Dans celle des Principia, le nom propre authentique était
réputé être ce signe qui introduisait directement, c'est-à-dire
empiriquement, son référent dans l'esprit connaissant, et la
description définie le signe qui n'y parvenait qu'indirectement,
c'est-à-dire à travers les mots qui la constituent, étant entendu
que, in fine, celle-ci pouvait toujours s'analyser en ses
sense data élémentaires, à la limite, la perception des
caractères d'imprimerie sur du papier. Une telle position permettait
de dire, par exemple que César est un nom propre authentique
pour qui aurait perçu l'entité sensible désignée par ce mot,
l'abréviation d'une ou plusieurs description(s) définie(s) (le
vainqueur de la Guerre des Gaules, l'auteur de de
Bello Gallico, celui qui fut tué par Brutus aux Ides de
Mars 44, etc.) et donc un faux nom propre pour tout autre.
Or,
désormais, entendu comme un complexe de qualités physiques
co-présentes et non plus comme un sense datum unique, y
compris pour ceux qui auraient eu l'acquaintance de César,
"César était complexe mais « César » est
logiquement simple, c'est-à-dire qu'aucune de ses parties ne sont
des symboles"(Signification et Vérité). Autrement
dit, "César" n'est plus un nom propre mais, dans tous les
cas, une description dissimulée. Plus précisément, "César"
est une abréviation lorsqu'il s'agit de décrire le complexe de
qualités co-présentes, au sens où elles constituent l'entité
complexe désignée par le signe "César. Dès lors, souligne
Russell avec embarras, "il est très difficile de trouver un
quelconque exemple de nom au sens proprement et strictement logique
du mot. Les seuls mots qu'on utilise comme des noms, au sens logique
du terme, sont des mots comme « ceci » ou
« cela »"(Philosophie de l'Atomisme Logique).
En effet l'économie du porteur de nom propre comme chose
métaphysique se paie d'un prix très élevé.
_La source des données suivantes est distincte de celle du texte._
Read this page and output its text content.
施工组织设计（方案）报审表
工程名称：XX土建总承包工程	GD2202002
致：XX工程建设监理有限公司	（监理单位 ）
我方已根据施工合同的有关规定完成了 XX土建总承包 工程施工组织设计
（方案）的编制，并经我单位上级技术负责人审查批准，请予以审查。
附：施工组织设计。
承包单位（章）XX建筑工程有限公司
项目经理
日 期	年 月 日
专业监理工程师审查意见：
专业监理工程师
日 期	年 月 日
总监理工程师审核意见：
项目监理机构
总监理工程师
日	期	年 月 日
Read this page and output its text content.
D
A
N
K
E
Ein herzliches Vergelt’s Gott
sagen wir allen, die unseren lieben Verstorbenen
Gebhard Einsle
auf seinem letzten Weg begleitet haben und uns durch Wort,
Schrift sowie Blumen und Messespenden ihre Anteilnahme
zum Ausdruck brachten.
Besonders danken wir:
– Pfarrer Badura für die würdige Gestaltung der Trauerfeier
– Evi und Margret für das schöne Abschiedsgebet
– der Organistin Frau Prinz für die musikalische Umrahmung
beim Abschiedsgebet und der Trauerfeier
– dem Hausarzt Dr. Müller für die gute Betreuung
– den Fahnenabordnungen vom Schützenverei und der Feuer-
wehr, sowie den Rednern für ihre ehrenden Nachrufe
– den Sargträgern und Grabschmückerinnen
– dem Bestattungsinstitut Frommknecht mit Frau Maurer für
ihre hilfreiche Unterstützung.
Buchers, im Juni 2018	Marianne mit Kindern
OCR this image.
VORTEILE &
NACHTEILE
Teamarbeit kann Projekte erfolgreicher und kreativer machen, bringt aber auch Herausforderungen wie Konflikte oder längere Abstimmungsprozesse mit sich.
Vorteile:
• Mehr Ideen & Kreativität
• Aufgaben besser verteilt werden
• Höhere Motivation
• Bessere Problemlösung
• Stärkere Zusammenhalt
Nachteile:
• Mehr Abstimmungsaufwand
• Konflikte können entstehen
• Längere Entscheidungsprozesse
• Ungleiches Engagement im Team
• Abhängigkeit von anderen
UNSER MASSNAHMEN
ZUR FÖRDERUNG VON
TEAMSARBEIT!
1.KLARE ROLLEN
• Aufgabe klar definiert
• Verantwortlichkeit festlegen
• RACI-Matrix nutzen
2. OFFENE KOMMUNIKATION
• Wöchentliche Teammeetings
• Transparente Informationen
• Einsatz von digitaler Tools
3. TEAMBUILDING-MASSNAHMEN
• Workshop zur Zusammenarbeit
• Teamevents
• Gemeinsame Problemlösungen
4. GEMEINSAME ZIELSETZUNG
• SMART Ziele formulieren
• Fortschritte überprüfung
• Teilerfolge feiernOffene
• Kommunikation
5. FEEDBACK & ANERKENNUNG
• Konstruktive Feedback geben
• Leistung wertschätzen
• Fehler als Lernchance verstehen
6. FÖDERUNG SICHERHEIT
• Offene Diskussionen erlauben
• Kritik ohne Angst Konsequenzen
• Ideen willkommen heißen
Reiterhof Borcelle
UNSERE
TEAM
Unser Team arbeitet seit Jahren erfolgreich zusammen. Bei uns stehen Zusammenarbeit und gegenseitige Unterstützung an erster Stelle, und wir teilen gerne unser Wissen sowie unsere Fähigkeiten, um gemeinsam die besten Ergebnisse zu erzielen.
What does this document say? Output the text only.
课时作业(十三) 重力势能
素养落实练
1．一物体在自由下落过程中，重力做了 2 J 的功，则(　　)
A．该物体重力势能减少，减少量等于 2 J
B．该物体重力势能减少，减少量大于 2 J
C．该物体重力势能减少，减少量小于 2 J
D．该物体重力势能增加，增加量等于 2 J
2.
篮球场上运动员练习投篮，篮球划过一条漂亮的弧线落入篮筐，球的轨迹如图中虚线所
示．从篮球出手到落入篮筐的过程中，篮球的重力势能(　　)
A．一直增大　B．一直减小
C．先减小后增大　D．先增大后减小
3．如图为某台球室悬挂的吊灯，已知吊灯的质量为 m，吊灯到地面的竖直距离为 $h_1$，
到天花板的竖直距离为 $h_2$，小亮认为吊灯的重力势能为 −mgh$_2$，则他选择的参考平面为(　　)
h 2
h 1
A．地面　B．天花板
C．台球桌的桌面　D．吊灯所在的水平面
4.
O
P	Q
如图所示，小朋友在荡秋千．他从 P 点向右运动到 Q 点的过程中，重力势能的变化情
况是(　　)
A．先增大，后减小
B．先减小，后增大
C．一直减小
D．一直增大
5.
D'une part les
indexicaux sont les seuls signes qui méritent d'être qualifiés de
noms propres authentiques, et encore, pourrait-on objecter, ceux-ci
ne sont-ils qu'une commodité de langage (donc une abréviation,
derechef) pour les qualités physiques dont les coordonnées
spatio-temporelles [(x1, y1, z1,
t1), (x2, y2, z2, t2),
... (xn, yn, zn, tn)]
sont, sauf peut-être dans certains énoncés à visée explicitement
scientifique, toujours plus ou moins présupposées. Et d'autre part,
Russell va même jusqu'à suggérer que, "partout où le sens
commun admet l'existence d'une chose ayant la qualité C, nous
remplacions ce langage par le suivant : « C lui-même existe en
ce lieu », et la chose doit être remplacée par la collection
de qualités existant dans le lieu en question. Ainsi, C devient un
nom et n'est plus un prédicat"(Signification et Vérité).
Autrement dit les formes canoniques de la phrase déclarative (S
est P pour la logique classique, il existe un x tel que f(x)
pour Frege et le premier Russell) volent en éclat et sont remplacées
par une nouvelle forme logique : C1 et C2
et ... Cn, telles que q, f où q, f
sont les coordonnées angulaires du complexe de qualités physiques
C1 et C2 et ...
Cn en tant qu'elles sont co-présentes dans le
champ visuel de l'observateur. Bref, la disparition du nom propre
comme signe d'un porteur de qualités co-présentes au profit de
l'inventaire desdites qualités entraîne, ipso facto, la
disparition de la prédication comme attribution de tout ou partie de
ces qualités à un sujet métaphysique. Telle est l'une des
conséquences du physicalisme adopté à la suite d'une certaine
lecture du Tractatus wittgensteinien et qui se manifeste dans
la philosophie de l'atomisme logique.